Everything was silent. The Kibalchich held its breath.

As the curve continued, the side walls dropped away again. A red cross on a field of white signified that the large room ahead would be the infirmary.

By now, Ramis had grown accustomed to the dim light. He moved as if he were one of the shadows, not an enemy of them. His eyes were wide. His bare feet made no sound as he crept forward.

The walls opened up around him, and the infirmary ahead seemed like a vast empty space, broader and colder than the gulf between the two colonies. The soft light glowed, and he blinked his eyes, staring and trying to gather in as much detail as he could. He took a deep breath.

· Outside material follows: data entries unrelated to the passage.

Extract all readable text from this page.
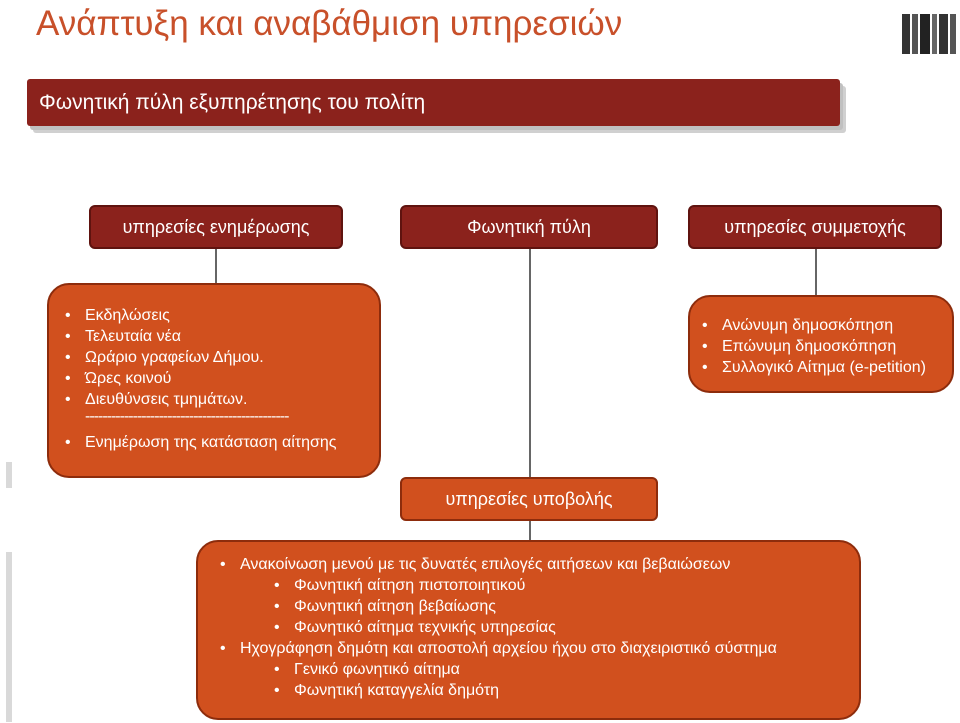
Ανάπτυξη και αναβάθμιση υπηρεσιών
Φωνητική πύλη εξυπηρέτησης του πολίτη
υπηρεσίες ενημέρωσης	Φωνητική πύλη	υπηρεσίες συμμετοχής
• Εκδηλώσεις
• Τελευταία νέα
• Ωράριο γραφείων Δήμου.
• Ώρες κοινού
• Διευθύνσεις τμημάτων.
-----------------------------------------------
• Ενημέρωση της κατάσταση αίτησης
• Ανώνυμη δημοσκόπηση
• Επώνυμη δημοσκόπηση
• Συλλογικό Αίτημα (e-petition)
υπηρεσίες υποβολής
• Ανακοίνωση μενού με τις δυνατές επιλογές αιτήσεων και βεβαιώσεων
• Φωνητική αίτηση πιστοποιητικού
• Φωνητική αίτηση βεβαίωσης
• Φωνητικό αίτημα τεχνικής υπηρεσίας
• Ηχογράφηση δημότη και αποστολή αρχείου ήχου στο διαχειριστικό σύστημα
• Γενικό φωνητικό αίτημα
• Φωνητική καταγγελία δημότη
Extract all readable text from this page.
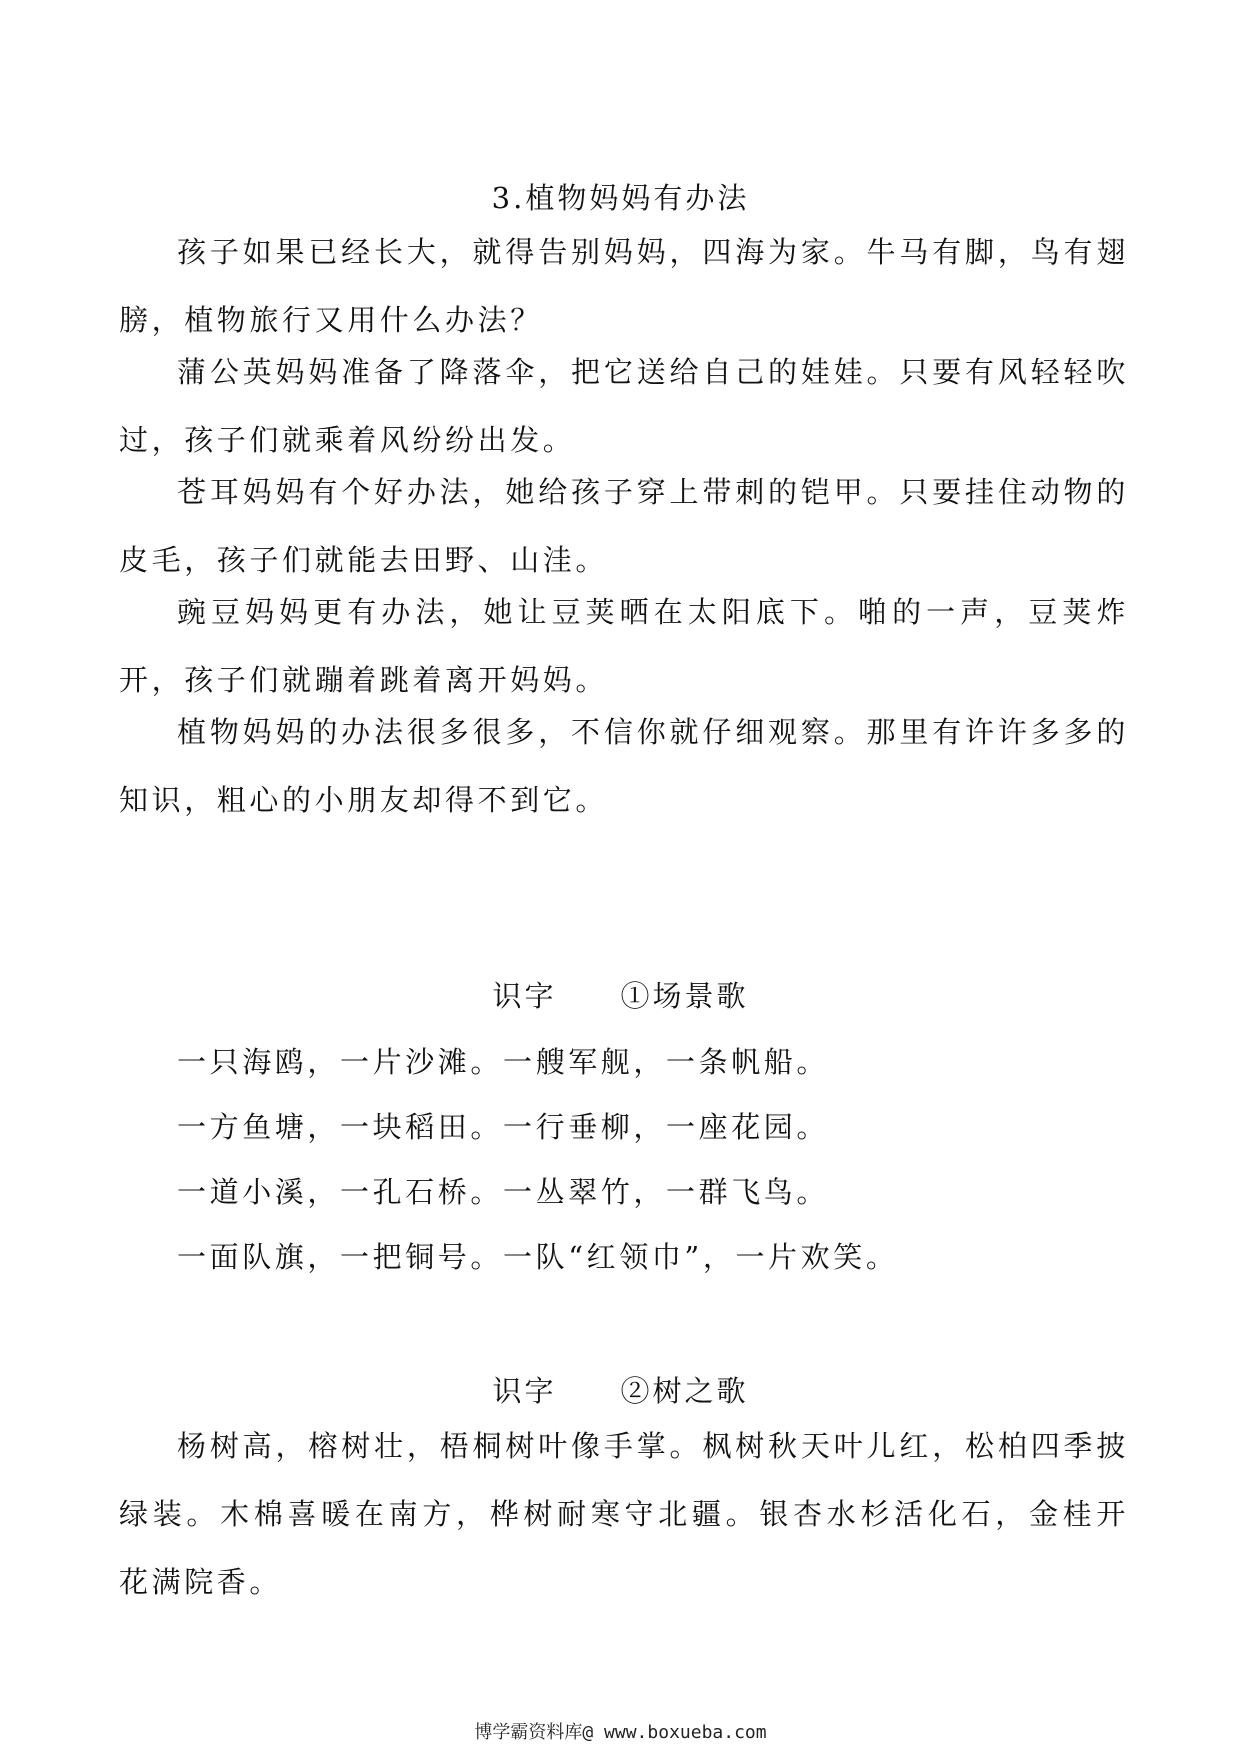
3.植物妈妈有办法

孩子如果已经长大，就得告别妈妈，四海为家。牛马有脚，鸟有翅膀，植物旅行又用什么办法？

蒲公英妈妈准备了降落伞，把它送给自己的娃娃。只要有风轻轻吹过，孩子们就乘着风纷纷出发。

苍耳妈妈有个好办法，她给孩子穿上带刺的铠甲。只要挂住动物的皮毛，孩子们就能去田野、山洼。

豌豆妈妈更有办法，她让豆荚晒在太阳底下。啪的一声，豆荚炸开，孩子们就蹦着跳着离开妈妈。

植物妈妈的办法很多很多，不信你就仔细观察。那里有许许多多的知识，粗心的小朋友却得不到它。

识字　　①场景歌

一只海鸥，一片沙滩。一艘军舰，一条帆船。

一方鱼塘，一块稻田。一行垂柳，一座花园。

一道小溪，一孔石桥。一丛翠竹，一群飞鸟。

一面队旗，一把铜号。一队“红领巾”，一片欢笑。

识字　　②树之歌

杨树高，榕树壮，梧桐树叶像手掌。枫树秋天叶儿红，松柏四季披绿装。木棉喜暖在南方，桦树耐寒守北疆。银杏水杉活化石，金桂开花满院香。

博学霸资料库@ www.boxueba.com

Spread out in front of him lay all the Soviets, row upon row upon row.

His throat was dry. He stood still.

They looked like legions from an ancient Roman army, all lined up side by side, motionless and cold. Each body was encased in a glass coffin, a crystalline chamber flecked with frost on the inside and lit up by a mixed glow of monitor lights.

The cubicles lined the entire infirmary, crammed together.

He took a step forward and placed his hand on the top of the nearest coffin. The man inside looked waxen, expressionless, at peace. The glass felt cold.

Ramis raised his eyes and stared in front of him at all of them. They had all come here. Forsaking hope, had they all just given up and died?

He moved forward between the cubicles, feeling numb and awed. He didn’t know what to think or do, but part of the fear had melted from him.

He had found the inhabitants of the Kibalchich.